Consider it a variation of Murphy's Law: When you try to do the right thing, you can be sure you'll do the wrong thing. That's what Hale Irwin learned at last week's Senior Tour Championship. Irwin, who won twice in 12 starts as a rookie on the Senior circuit, was cruising through the third round at two under par, in second place behind leader Jim Colbert, when he crashed and burned—and didn't even know it. A strange sequence of events on the 16th green, exacerbated by one of the more arcane rules of golf, led to the assessment of a rare double penalty against Irwin and the loss of a staggering four strokes. Within the space of about a minute last Saturday, he went from minus two to plus two and out of contention.
This was the scene: The approach shots of Irwin and Jim Dent, Irwin's playing partner along with Larry Gilbert, wound up just inches apart on the green of the 365-yard, par-4 16th. Both balls were about 35 feet from the hole, but Irwin was away. Dent marked his ball with a penny. Irwin marked with a quarter. Irwin handed his ball to John Sullivan, his caddie, who routinely cleaned the ball, then put it down next to what he thought was Irwin's mark. But he placed it behind Dent's penny, not Irwin's quarter. A difference of 24 cents was about to cost $20,000.
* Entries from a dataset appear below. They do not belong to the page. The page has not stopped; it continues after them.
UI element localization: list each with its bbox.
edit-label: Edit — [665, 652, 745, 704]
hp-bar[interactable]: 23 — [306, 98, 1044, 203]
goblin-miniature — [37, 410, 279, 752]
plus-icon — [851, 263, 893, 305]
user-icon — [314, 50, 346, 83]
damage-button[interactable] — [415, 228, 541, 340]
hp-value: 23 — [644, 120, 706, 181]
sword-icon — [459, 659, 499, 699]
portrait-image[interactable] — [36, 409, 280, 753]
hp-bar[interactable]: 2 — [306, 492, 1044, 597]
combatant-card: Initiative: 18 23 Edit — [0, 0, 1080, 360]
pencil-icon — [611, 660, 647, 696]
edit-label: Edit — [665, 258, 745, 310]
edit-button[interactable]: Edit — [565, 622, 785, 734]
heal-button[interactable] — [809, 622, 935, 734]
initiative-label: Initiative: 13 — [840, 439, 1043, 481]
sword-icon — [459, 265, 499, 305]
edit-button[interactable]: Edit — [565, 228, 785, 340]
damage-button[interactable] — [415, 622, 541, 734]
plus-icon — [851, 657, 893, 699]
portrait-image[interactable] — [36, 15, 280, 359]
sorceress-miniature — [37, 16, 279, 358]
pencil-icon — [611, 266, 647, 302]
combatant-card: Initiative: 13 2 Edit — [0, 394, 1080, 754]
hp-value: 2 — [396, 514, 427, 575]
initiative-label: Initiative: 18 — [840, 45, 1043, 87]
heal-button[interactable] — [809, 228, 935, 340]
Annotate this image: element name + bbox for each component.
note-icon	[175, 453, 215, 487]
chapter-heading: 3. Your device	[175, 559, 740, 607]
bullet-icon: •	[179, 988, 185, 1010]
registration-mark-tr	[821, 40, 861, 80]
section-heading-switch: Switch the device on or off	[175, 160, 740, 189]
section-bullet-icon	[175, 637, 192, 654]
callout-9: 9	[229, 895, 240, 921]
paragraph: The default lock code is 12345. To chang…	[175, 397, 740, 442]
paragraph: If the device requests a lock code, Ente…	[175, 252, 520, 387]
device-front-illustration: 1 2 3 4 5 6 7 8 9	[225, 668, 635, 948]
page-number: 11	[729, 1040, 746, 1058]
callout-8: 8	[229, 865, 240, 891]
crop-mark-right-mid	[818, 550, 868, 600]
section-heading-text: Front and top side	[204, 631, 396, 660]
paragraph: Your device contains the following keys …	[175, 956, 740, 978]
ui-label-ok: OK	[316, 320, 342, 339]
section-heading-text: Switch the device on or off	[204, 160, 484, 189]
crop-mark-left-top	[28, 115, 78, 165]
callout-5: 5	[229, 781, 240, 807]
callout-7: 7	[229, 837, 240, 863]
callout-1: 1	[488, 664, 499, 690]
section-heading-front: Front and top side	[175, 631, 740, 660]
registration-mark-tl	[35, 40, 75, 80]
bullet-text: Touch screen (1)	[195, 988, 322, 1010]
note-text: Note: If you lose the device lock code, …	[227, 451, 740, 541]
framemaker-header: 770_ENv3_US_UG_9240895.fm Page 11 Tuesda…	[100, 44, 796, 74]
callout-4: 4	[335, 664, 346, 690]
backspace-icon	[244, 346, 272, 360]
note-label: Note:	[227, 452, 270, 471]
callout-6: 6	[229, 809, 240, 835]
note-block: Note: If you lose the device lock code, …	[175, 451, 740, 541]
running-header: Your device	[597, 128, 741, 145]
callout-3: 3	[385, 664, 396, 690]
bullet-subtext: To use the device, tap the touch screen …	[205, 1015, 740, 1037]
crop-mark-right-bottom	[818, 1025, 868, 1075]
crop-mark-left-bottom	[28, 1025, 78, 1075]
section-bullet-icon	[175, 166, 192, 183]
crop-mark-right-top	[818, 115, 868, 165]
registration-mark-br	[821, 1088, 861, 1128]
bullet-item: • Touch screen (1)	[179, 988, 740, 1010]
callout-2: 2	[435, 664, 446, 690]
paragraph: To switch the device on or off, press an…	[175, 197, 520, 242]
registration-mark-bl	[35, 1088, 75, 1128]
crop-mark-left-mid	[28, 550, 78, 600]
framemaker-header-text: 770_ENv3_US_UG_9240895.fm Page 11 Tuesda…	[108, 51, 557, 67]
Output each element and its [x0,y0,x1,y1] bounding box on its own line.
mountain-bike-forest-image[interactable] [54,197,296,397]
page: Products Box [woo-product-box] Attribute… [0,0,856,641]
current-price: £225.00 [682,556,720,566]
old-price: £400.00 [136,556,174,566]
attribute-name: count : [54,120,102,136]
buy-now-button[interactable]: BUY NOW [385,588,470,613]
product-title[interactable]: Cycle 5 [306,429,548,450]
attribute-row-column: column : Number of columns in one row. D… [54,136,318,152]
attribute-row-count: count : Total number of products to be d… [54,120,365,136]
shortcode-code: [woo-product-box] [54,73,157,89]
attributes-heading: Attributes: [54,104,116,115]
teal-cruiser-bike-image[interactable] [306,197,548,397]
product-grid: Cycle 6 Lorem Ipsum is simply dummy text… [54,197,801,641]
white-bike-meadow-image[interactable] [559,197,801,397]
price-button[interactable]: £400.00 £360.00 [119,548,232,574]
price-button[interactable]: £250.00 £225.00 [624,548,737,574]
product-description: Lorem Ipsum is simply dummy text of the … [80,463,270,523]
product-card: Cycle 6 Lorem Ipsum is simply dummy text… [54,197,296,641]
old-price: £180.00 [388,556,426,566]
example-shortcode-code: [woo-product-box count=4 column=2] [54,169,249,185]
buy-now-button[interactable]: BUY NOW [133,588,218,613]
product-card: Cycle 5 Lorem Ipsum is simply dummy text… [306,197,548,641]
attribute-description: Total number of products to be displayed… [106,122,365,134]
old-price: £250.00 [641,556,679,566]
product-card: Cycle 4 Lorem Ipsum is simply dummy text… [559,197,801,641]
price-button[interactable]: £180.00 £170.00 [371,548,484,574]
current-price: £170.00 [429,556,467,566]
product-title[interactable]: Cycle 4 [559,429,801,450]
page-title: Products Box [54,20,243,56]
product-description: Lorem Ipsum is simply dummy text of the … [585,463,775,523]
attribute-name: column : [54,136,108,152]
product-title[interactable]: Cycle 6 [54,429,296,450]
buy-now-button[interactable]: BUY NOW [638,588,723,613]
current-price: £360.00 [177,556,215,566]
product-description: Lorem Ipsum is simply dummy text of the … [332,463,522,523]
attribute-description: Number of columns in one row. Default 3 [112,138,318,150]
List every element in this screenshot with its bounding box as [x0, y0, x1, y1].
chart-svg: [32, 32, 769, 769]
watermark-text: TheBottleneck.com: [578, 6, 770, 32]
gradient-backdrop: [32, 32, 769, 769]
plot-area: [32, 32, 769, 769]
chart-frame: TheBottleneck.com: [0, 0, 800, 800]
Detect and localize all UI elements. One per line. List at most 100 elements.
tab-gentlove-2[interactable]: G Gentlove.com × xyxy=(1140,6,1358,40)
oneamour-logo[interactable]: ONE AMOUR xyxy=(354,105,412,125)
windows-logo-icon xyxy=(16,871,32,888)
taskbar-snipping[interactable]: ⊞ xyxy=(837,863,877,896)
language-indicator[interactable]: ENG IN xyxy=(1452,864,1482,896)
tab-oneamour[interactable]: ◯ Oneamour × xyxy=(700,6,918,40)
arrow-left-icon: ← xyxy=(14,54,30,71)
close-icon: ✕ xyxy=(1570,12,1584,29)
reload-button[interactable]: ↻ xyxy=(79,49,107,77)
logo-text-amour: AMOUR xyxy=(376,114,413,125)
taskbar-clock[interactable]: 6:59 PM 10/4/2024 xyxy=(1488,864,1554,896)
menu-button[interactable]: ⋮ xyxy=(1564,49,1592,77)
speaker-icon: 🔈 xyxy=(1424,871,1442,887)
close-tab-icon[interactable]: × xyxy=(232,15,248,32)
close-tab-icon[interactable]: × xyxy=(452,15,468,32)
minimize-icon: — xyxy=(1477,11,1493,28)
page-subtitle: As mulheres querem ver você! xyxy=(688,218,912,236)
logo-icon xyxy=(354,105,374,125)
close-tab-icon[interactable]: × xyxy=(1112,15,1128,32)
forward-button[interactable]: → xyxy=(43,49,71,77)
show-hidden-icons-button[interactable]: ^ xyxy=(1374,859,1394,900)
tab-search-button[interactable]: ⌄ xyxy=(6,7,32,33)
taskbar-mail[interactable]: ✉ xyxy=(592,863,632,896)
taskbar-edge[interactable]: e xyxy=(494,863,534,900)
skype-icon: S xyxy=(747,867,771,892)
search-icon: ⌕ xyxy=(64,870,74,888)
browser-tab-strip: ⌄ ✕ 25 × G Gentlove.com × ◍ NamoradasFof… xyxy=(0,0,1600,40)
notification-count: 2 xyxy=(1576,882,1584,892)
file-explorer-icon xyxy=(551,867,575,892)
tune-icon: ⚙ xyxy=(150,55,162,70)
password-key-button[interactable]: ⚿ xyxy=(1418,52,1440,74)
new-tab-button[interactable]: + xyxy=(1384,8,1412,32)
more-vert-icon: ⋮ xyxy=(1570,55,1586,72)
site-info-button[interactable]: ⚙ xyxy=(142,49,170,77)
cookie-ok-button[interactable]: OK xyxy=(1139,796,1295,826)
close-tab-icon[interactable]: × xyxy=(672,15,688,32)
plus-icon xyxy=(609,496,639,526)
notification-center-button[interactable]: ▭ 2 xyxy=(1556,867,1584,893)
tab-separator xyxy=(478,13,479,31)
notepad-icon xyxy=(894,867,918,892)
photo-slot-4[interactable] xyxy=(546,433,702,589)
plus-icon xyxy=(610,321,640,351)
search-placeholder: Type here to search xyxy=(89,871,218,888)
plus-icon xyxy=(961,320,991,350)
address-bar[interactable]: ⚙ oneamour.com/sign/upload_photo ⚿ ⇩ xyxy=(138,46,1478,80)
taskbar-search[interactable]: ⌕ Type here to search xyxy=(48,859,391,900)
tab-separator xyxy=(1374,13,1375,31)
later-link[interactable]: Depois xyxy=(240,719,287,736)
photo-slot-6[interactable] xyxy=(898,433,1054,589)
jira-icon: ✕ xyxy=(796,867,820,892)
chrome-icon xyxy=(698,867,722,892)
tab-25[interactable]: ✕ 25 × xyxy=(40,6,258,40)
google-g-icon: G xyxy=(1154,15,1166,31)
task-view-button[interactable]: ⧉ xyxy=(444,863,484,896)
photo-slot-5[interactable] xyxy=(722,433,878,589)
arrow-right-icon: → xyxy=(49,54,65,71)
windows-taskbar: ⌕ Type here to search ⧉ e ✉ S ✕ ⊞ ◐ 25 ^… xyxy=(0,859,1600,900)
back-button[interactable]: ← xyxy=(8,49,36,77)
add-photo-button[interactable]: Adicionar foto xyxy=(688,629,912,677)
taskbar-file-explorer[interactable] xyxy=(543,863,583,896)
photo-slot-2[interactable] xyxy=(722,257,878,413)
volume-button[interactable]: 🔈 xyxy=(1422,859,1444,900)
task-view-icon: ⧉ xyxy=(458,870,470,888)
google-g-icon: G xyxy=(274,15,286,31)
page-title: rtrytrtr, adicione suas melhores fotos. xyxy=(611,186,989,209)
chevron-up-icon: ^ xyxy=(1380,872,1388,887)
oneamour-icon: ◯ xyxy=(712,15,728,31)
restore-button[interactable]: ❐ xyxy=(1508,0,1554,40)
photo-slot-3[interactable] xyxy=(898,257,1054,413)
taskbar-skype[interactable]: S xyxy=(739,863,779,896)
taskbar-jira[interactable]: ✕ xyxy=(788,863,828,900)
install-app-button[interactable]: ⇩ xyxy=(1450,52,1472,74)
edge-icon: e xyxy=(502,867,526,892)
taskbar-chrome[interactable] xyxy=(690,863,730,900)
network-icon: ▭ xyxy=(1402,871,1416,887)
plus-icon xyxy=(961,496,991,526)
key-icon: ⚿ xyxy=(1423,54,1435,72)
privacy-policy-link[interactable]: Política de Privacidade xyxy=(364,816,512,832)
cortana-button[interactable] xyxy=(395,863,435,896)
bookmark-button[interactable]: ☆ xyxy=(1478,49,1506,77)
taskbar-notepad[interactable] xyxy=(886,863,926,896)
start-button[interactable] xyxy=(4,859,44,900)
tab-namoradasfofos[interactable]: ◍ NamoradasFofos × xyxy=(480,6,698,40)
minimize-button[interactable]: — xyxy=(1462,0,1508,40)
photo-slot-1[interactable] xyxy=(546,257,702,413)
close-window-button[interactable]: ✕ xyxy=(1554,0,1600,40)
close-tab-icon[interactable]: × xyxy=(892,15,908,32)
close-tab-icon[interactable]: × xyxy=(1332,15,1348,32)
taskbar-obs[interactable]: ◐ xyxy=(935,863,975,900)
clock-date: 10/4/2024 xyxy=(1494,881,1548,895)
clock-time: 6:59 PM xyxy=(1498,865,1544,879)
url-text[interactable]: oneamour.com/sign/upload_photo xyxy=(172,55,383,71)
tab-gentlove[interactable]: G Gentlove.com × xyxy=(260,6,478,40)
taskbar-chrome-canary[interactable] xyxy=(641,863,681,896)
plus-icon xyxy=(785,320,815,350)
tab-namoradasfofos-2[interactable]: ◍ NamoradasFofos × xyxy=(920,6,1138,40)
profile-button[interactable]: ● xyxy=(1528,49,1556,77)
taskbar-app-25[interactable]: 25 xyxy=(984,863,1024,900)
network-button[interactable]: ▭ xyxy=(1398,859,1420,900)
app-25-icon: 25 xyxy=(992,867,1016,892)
Irwin proceeded to rotate his ball, pick up Dent's mark and putt from the wrong spot. He missed. When Dent approached what he thought was his mark, he realized that Irwin had putted from the wrong place. At that point Irwin had only incurred a two-stroke penalty for having played from a wrong place, according to Rule 20-7b of the rules of golf. But what happened next seems, in retrospect, both mystifying and ridiculous. Instead of calling in a rules official, Irwin picked up his ball without putting out and placed it on its original, correct mark, eventually holing out for what he thought was a double-bogey. After finishing his round, Irwin learned otherwise. What had been a rather unpleasant 6 was in reality a nightmarish 8.
Irwin had committed a second violation when he picked up his ball after playing from Dent's mark. According to Rule 20-1, Irwin incurred penalty stroke number three for not marking his ball while it was in play. The final insult, and the fourth penalty stroke, was automatically added when he did not then replace his ball on the spot where it had come to rest after his first putt. In other words, if Irwin had simply holed out after realizing he had played from the wrong mark, he would have incurred only the original two-stroke penalty, but because he attempted to rectify his mistake while his ball was still in play, he suffered the full wrath of the rules. Bryan Naugle, the Senior tour official whose job it was to inform Irwin of the additional two-stroke penalty, said, "As far as I know, this has never happened before."
"In an effort to do the right thing," Irwin said, "I did the wrong thing." And instead of finishing at least third, he wound up tied for eighth, at one over. "I have to learn from it," Irwin said. "I just hate to be the example for a million people on TV."